If you decide to buy the Lyxor MSCI Semiconductors, you will invest 64% in US companies, 18% in companies from Taiwan and just under 10% in the Netherlands. Taiwan Semiconductor and Nvidia are disproportionately strongly represented with 15 and 14 per cent respectively.
This exchange-traded fund is therefore particularly suitable for investors who would like to invest more in these two companies anyway. However, those who already own enough Nvidia and Taiwan Semiconductor shares could jeopardise their diversification here.
4. iShares MSCI Global Semiconductors UCITS ETF
iShares MSCI Global Semiconductors UCITS ETF |
ISIN: IE000I8KRLL9 |
Size: 239 million euros |
Total costs (TER): 0.35% p.a. |
Start: 03. August 2021 |
Distribution: Accumulating |
The semiconductor industry is dominated by a few large companies, but there are definitely smaller providers that can be worthwhile! The MSCI Global Semiconductors UCITS from iShares is the best proof of this.
With over 250 companies included, it is one of the most comprehensive ETFs. It also specifically includes small and medium-sized companies. Nevertheless, with ASML Holding (8 %), Nvidia (8 %) and Broadcom (7 %), the industry’s heavyweights also account for significant shares.
Almost 60 % of the companies are from the USA, which should no longer surprise us. With its strategy of focusing on all sizes of companies, the still young semiconductor ETF has cut a solid figure: The iShares MSCI Global Semiconductors seems to be coping much better with the current slump in share prices in the sector.
The performance of the iShares MSCI Global Semicondcutor ETF was significantly better than many of its competitors during the crisis at the beginning of 2022. Although the exchange-traded fund was only launched in August 2021, it has already achieved a volume of more than 230 million euros. At 0.35%, the costs are comparable with competitor products.
If you are also interested in other future ETFs, then read the articles on ETFs for electric mobility or ETFs for renewable energy. If you prefer economic ETFs, I recommend the article on financial sector ETFs and industrial ETFs.
Conclusion: future industry with obstacles
The importance of the semiconductor industry for all areas of our lives can hardly be emphasised enough. Nevertheless, investors have often found it difficult to profit from this important sector in the past.
Even ETFs, which normally represent a comparatively low-risk and simple way of investing in an entire sector, have been showing negative results of late. However, semiconductor ETFs have recently shown predominantly negative results.

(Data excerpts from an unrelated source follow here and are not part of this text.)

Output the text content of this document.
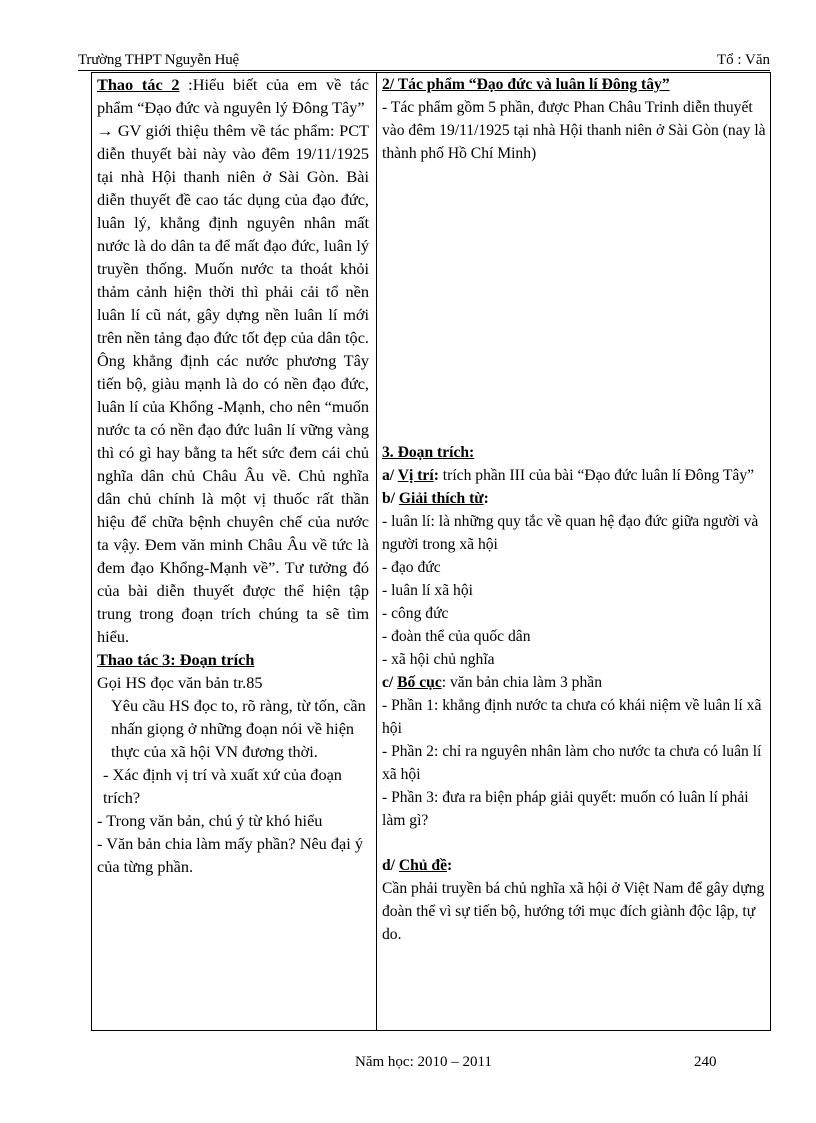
Trường THPT Nguyễn Huệ	Tổ : Văn

Thao tác 2 :Hiểu biết của em về tác phẩm “Đạo đức và nguyên lý Đông Tây”

→ GV giới thiệu thêm về tác phẩm: PCT diễn thuyết bài này vào đêm 19/11/1925 tại nhà Hội thanh niên ở Sài Gòn. Bài diễn thuyết đề cao tác dụng của đạo đức, luân lý, khẳng định nguyên nhân mất nước là do dân ta để mất đạo đức, luân lý truyền thống. Muốn nước ta thoát khỏi thảm cảnh hiện thời thì phải cải tổ nền luân lí cũ nát, gây dựng nền luân lí mới trên nền tảng đạo đức tốt đẹp của dân tộc. Ông khẳng định các nước phương Tây tiến bộ, giàu mạnh là do có nền đạo đức, luân lí của Khổng -Mạnh, cho nên “muốn nước ta có nền đạo đức luân lí vững vàng thì có gì hay bằng ta hết sức đem cái chủ nghĩa dân chủ Châu Âu về. Chủ nghĩa dân chủ chính là một vị thuốc rất thần hiệu để chữa bệnh chuyên chế của nước ta vậy. Đem văn minh Châu Âu về tức là đem đạo Khổng-Mạnh về”. Tư tưởng đó của bài diễn thuyết được thể hiện tập trung trong đoạn trích chúng ta sẽ tìm hiểu.

Thao tác 3: Đoạn trích

Gọi HS đọc văn bản tr.85

Yêu cầu HS đọc to, rõ ràng, từ tốn, cần nhấn giọng ở những đoạn nói về hiện thực của xã hội VN đương thời.

- Xác định vị trí và xuất xứ của đoạn trích?

- Trong văn bản, chú ý từ khó hiểu

- Văn bản chia làm mấy phần? Nêu đại ý của từng phần.

2/ Tác phẩm “Đạo đức và luân lí Đông tây”

- Tác phẩm gồm 5 phần, được Phan Châu Trinh diễn thuyết vào đêm 19/11/1925 tại nhà Hội thanh niên ở Sài Gòn (nay là thành phố Hồ Chí Minh)

3. Đoạn trích:

a/ Vị trí: trích phần III của bài “Đạo đức luân lí Đông Tây”

b/ Giải thích từ:

- luân lí: là những quy tắc về quan hệ đạo đức giữa người và người trong xã hội

- đạo đức

- luân lí xã hội

- công đức

- đoàn thể của quốc dân

- xã hội chủ nghĩa

c/ Bố cục: văn bản chia làm 3 phần

- Phần 1: khẳng định nước ta chưa có khái niệm về luân lí xã hội

- Phần 2: chỉ ra nguyên nhân làm cho nước ta chưa có luân lí xã hội

- Phần 3: đưa ra biện pháp giải quyết: muốn có luân lí phải làm gì?

d/ Chủ đề:

Cần phải truyền bá chủ nghĩa xã hội ở Việt Nam để gây dựng đoàn thể vì sự tiến bộ, hướng tới mục đích giành độc lập, tự do.

Năm học: 2010 – 2011	240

Although the future of this key industry is secure, the further development of the companies involved is difficult to predict. As a result, investors have repeatedly suffered heavy losses on individual shares and semiconductor ETFs.
However, it is precisely this volatility that makes the field very exciting for investors who have strong nerves or are looking for a long investment horizon. They are likely to benefit from the semiconductor companies’ order books, which will be full for years to come.